Nonostante nel 50% dei casi di infertilità la causa sia l’uomo, gli italiani eludono i controlli sulla propria fertilità. Nelle coppie che decidono di ricorrere alla procreazione medicalmente assistita (PMA), almeno il 25% degli uomini salta la visita dall’andrologo. Una leggerezza frutto di retaggi culturali sbagliati e che aumentano le difficoltà del concepimento.
Gli uomini possono avere problemi di fertilità, nonostante la cosa sia da molti poco accettata. Problemi tra l’altro spesso affrontabili in maniera più facile che con la procreazione assistita. Se le coppie si rivolgessero subito sia al ginecologo che all’andrologo, si eviterebbero circa 8 mila interventi di PMA all’anno. Ciò porterebbe a un risparmio economico di 150 milioni di euro e a un risparmio di fatica e delusioni incalcolabile.
La procreazione medicalmente assistita dovrebbe essere l’estrema ratio in caso di infertilità. Le terapie sono pesanti sia per il fisico che per la mente, specie per la donna. Ciononostante, molte coppie vi accedono saltando la metà dei controlli che sarebbero necessari. Si cercano le cause dell’infertilità nella donna, quando magari sono nell’uomo e sono del tutto trattabili.

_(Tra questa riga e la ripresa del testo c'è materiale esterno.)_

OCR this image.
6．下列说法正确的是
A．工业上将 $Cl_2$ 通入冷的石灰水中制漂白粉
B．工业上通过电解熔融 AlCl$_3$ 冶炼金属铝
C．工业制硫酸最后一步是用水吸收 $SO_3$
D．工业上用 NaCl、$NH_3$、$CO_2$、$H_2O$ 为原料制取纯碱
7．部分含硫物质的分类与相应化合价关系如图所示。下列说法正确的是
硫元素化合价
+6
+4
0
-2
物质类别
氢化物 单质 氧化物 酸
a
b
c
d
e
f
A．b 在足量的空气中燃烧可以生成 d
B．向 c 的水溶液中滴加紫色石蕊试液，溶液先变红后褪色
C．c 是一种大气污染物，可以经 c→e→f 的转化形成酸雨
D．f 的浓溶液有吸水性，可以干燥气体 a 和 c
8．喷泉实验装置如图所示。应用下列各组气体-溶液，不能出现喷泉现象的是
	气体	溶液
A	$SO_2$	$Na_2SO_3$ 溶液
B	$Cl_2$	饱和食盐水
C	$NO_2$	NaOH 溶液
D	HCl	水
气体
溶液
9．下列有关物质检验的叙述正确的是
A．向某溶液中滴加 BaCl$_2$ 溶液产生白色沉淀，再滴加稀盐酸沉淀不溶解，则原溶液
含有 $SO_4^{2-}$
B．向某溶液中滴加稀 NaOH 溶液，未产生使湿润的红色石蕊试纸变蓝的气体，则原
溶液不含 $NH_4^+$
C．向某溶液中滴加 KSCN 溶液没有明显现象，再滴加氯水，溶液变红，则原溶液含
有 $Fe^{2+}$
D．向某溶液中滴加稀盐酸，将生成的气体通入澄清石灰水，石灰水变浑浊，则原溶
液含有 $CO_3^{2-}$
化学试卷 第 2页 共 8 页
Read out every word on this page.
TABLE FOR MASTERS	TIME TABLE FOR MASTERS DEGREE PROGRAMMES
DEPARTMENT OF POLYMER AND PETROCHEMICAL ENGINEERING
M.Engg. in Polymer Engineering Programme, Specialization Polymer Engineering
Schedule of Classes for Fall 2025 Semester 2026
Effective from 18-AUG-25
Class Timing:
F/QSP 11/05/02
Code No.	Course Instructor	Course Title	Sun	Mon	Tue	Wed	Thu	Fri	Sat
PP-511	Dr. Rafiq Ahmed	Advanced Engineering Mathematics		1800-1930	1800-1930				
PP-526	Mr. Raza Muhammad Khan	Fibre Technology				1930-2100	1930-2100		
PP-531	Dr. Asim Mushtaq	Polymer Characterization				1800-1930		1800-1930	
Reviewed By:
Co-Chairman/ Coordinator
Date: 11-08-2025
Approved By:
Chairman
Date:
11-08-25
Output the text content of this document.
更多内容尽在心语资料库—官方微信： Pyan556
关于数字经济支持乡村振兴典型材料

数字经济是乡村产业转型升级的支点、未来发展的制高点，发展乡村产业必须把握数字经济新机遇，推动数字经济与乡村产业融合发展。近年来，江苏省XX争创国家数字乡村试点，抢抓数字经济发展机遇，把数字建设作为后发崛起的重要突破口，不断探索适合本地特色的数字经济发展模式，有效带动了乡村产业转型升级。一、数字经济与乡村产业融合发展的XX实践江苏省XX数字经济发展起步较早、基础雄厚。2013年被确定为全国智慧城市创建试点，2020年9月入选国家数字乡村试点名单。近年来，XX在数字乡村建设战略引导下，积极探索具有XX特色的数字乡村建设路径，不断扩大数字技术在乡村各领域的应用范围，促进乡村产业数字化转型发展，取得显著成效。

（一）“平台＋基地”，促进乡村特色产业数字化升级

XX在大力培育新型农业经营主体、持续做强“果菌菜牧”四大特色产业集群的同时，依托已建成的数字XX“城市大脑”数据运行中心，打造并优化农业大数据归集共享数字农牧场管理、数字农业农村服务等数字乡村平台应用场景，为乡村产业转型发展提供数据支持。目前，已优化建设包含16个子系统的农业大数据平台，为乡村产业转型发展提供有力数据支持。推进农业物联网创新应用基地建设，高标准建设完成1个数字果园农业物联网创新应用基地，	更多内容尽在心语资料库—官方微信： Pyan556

Secondo la normativa, possono accedere alla PMA solo le coppie nelle quali entrambi i coniugi hanno problemi certificati. Di fatto, in gran parte dei casi si prendono in esame eventuali problemi maschili solo dopo l’avvio delle procedure. Una scelta che non tiene conto delle statistiche degli ultimi 30 anni, che parlando di un 100% in più dei casi di infertilità maschile.